American chef and author

Georgia Pellegrini (born February 25, 1981) is an American author, speaker, chef, outdoor adventure expert, and host of the TV show Modern Pioneering, which won the 2021 Taste Award for Best New Series. She also hosted the TV show Wild Food on Discovery Networks.

Pellegrini's books include Modern Pioneering, Girl Hunter, and Food Heroes.

==Biography==

===Early years===
Pellegrini was born in Sparkill, New York to photographer Roger Pellegrini (1948 – 9 April 2019) and actress Maureen Mooney. She grew up on the same land that her great-grandfather owned and worked, Tulipwood. She graduated from the Chapin School in New York City and then from Wellesley College, with a degree in International Relations.

After stints in investment banking, Pellegrini enrolled at the French Culinary Institute. Soon she began to work in farm to table restaurants in the U.S. (Gramercy Tavern and Blue Hill at Stone Barns) and France (La Chassagnette), driving heavy farm equipment, and harvesting both meat and plants for dinner.

===Television===

Pellegrini is the host of the TV show "Modern Pioneering" on American Public Television, which won the 2021 Taste Award for Best New Series. She also hosted "Wild Food" on Discovery Network's Destination America.

===Books===
In her latest book, Modern Pioneering, Pellegrini teaches modern day pioneer skills and "manual literacy". It is a cookbook and backyard gardening and homesteading guide for people who want to grow food efficiently, cook seasonal recipes, or even try foraging, camping, and living off the land.

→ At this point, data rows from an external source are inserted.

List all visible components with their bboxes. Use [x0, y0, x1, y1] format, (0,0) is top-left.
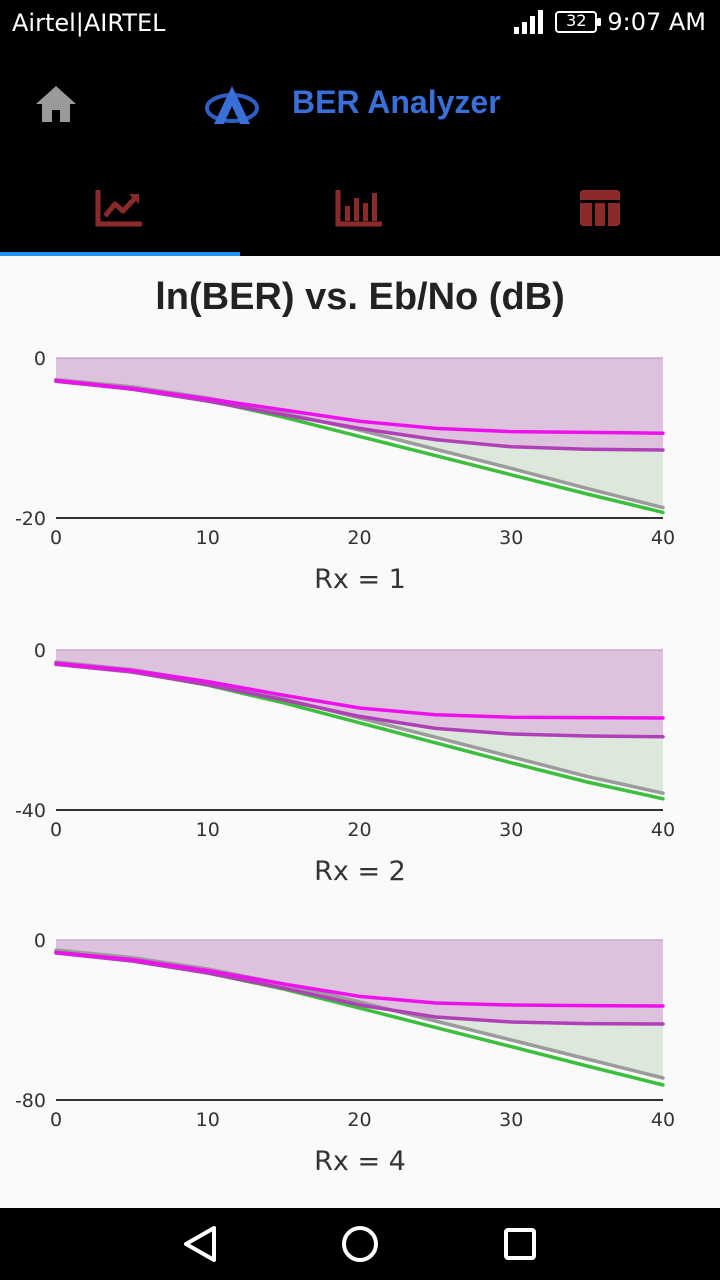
- recents-square-icon[interactable]: [496, 1220, 544, 1268]
- y-tick-label: -20: [15, 508, 46, 530]
- chart-label: Rx = 1: [314, 564, 406, 595]
- battery-icon: 32: [555, 11, 602, 33]
- chart-label: Rx = 4: [314, 1146, 406, 1177]
- back-triangle-icon[interactable]: [176, 1220, 224, 1268]
- series-line-3: [54, 662, 665, 739]
- x-tick-label: 0: [50, 527, 62, 549]
- chart-label: Rx = 2: [314, 856, 406, 887]
- x-tick-label: 30: [499, 819, 523, 841]
- table-icon: [580, 190, 620, 226]
- page-title: ln(BER) vs. Eb/No (dB): [155, 276, 565, 318]
- area-fill-upper: [56, 650, 663, 737]
- line-chart-icon: [95, 190, 142, 227]
- y-tick-label: -80: [15, 1090, 46, 1112]
- x-tick-label: 30: [499, 1109, 523, 1131]
- tab-bar: [0, 160, 720, 256]
- x-tick-label: 20: [347, 819, 371, 841]
- chart-content: ln(BER) vs. Eb/No (dB) 0 -20 0 10 20 30 40 Rx =…: [0, 256, 720, 1208]
- y-tick-label: 0: [34, 930, 46, 952]
- app-logo-icon: [205, 86, 259, 124]
- bar-chart-icon: [335, 190, 382, 227]
- series-line-4: [54, 950, 665, 1008]
- x-tick-label: 10: [196, 819, 220, 841]
- home-icon[interactable]: [34, 84, 78, 124]
- x-tick-label: 10: [196, 527, 220, 549]
- tab-bar-chart[interactable]: [240, 160, 480, 256]
- status-right: 32 9:07 AM: [513, 8, 706, 36]
- x-tick-label: 20: [347, 527, 371, 549]
- y-tick-label: 0: [34, 640, 46, 662]
- series-line-4: [54, 378, 665, 435]
- y-tick-label: -40: [15, 800, 46, 822]
- x-tick-label: 40: [651, 527, 675, 549]
- clock: 9:07 AM: [607, 8, 706, 36]
- series-line-4: [54, 661, 665, 720]
- tab-indicator: [0, 252, 240, 256]
- x-tick-label: 20: [347, 1109, 371, 1131]
- battery-level: 32: [566, 11, 587, 30]
- app-bar: BER Analyzer: [0, 50, 720, 160]
- tab-table[interactable]: [480, 160, 720, 256]
- area-fill-upper: [56, 940, 663, 1024]
- x-tick-label: 10: [196, 1109, 220, 1131]
- x-tick-label: 30: [499, 527, 523, 549]
- x-tick-label: 0: [50, 1109, 62, 1131]
- x-tick-label: 40: [651, 1109, 675, 1131]
- signal-icon: [514, 10, 544, 34]
- tab-line-chart[interactable]: [0, 160, 240, 256]
- area-fill-upper: [56, 358, 663, 450]
- y-tick-label: 0: [34, 348, 46, 370]
- x-tick-label: 0: [50, 819, 62, 841]
- app-title: BER Analyzer: [292, 84, 501, 120]
- status-bar: Airtel|AIRTEL 32 9:07 AM: [0, 0, 720, 50]
- series-line-1: [54, 948, 665, 1080]
- x-tick-label: 40: [651, 819, 675, 841]
- navigation-bar: [0, 1208, 720, 1280]
- home-circle-icon[interactable]: [336, 1220, 384, 1268]
- carrier-name: Airtel|AIRTEL: [12, 9, 166, 37]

In Girl Hunter, Pellegrini writes about the experience of traveling around the U.S. and abroad to hunt her own meat. She teamed up with veteran hunters to add to the adventures. This book includes recipes as well as descriptions of the many characters she met on her food travels. Girl Hunter was named one of the Top 10 Sports Books of 2012 by Booklist, a Best Book of the Month by Amazon and lauded in reviews by Publishers Weekly and the Wall Street Journal.

In her first book, Food Heroes, Pellegrini tells the story of 16 food artisans around the world who are fighting to preserve their traditions. Food Heroes was nominated for an IACP award for best culinary writing with recipes.

===Adventure Getaways===
Pellegrini is the creator of Adventure Getaways, where she leads women on trips that feature a variety of rugged outdoor activities. The Getaways were described in a 2013 New York Times "T" Magazine article.

===Other work===
Pellegrini's website and blog chronicle her adventures, provide tutorials on "pioneer skills", and feature profiles of the artisans she meets in her travels. Her site was nominated for a 2010 Bloggie Award.

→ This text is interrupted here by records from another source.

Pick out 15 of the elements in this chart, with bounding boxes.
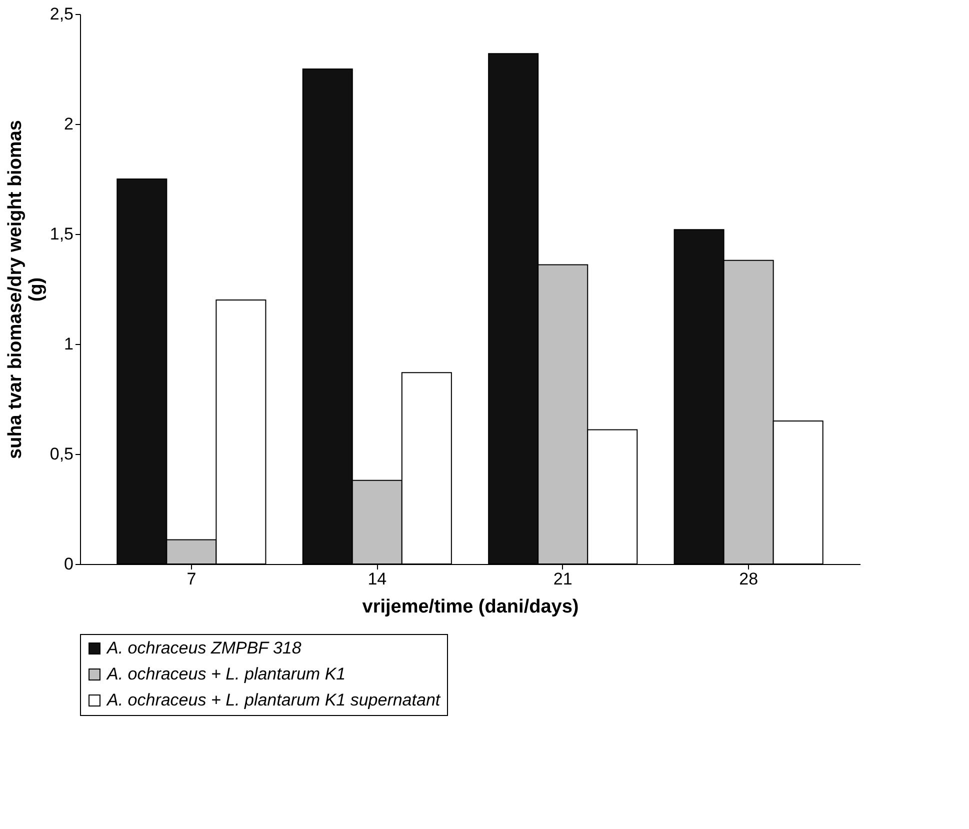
y-tick-label: 0,5 [50, 444, 74, 464]
x-tick-label: 7 [186, 570, 196, 588]
y-tick-label: 1 [64, 334, 74, 354]
legend-label: A. ochraceus + L. plantarum K1 supernatant [106, 690, 442, 710]
y-tick-label: 2,5 [50, 4, 74, 24]
y-axis-title: suha tvar biomase/dry weight biomas (g) [4, 120, 47, 459]
x-tick-label: 14 [368, 570, 387, 588]
x-axis-title: vrijeme/time (dani/days) [362, 596, 579, 618]
legend-label: A. ochraceus + L. plantarum K1 [106, 664, 346, 684]
legend-label: A. ochraceus ZMPBF 318 [106, 638, 302, 658]
y-tick-label: 0 [64, 554, 74, 574]
x-tick-label: 21 [553, 570, 572, 588]
y-tick-label: 1,5 [50, 224, 74, 244]
y-tick-label: 2 [64, 114, 74, 134]
x-tick-label: 28 [739, 570, 758, 588]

In September 2011, Pellegrini was the second woman ever to appear on the cover of Shooting Sportsman Magazine. Pellegrini also earned a spot on Forbes' list of top female entrepreneurs in 2012.

In December 2011, a Girl Hunter trailer was released in which Pellegrini talks about her food philosophy as a chef and hunter.

Pellegrini had been interviewed on the Today Show with Matt Lauer and on Jimmy Kimmel Live!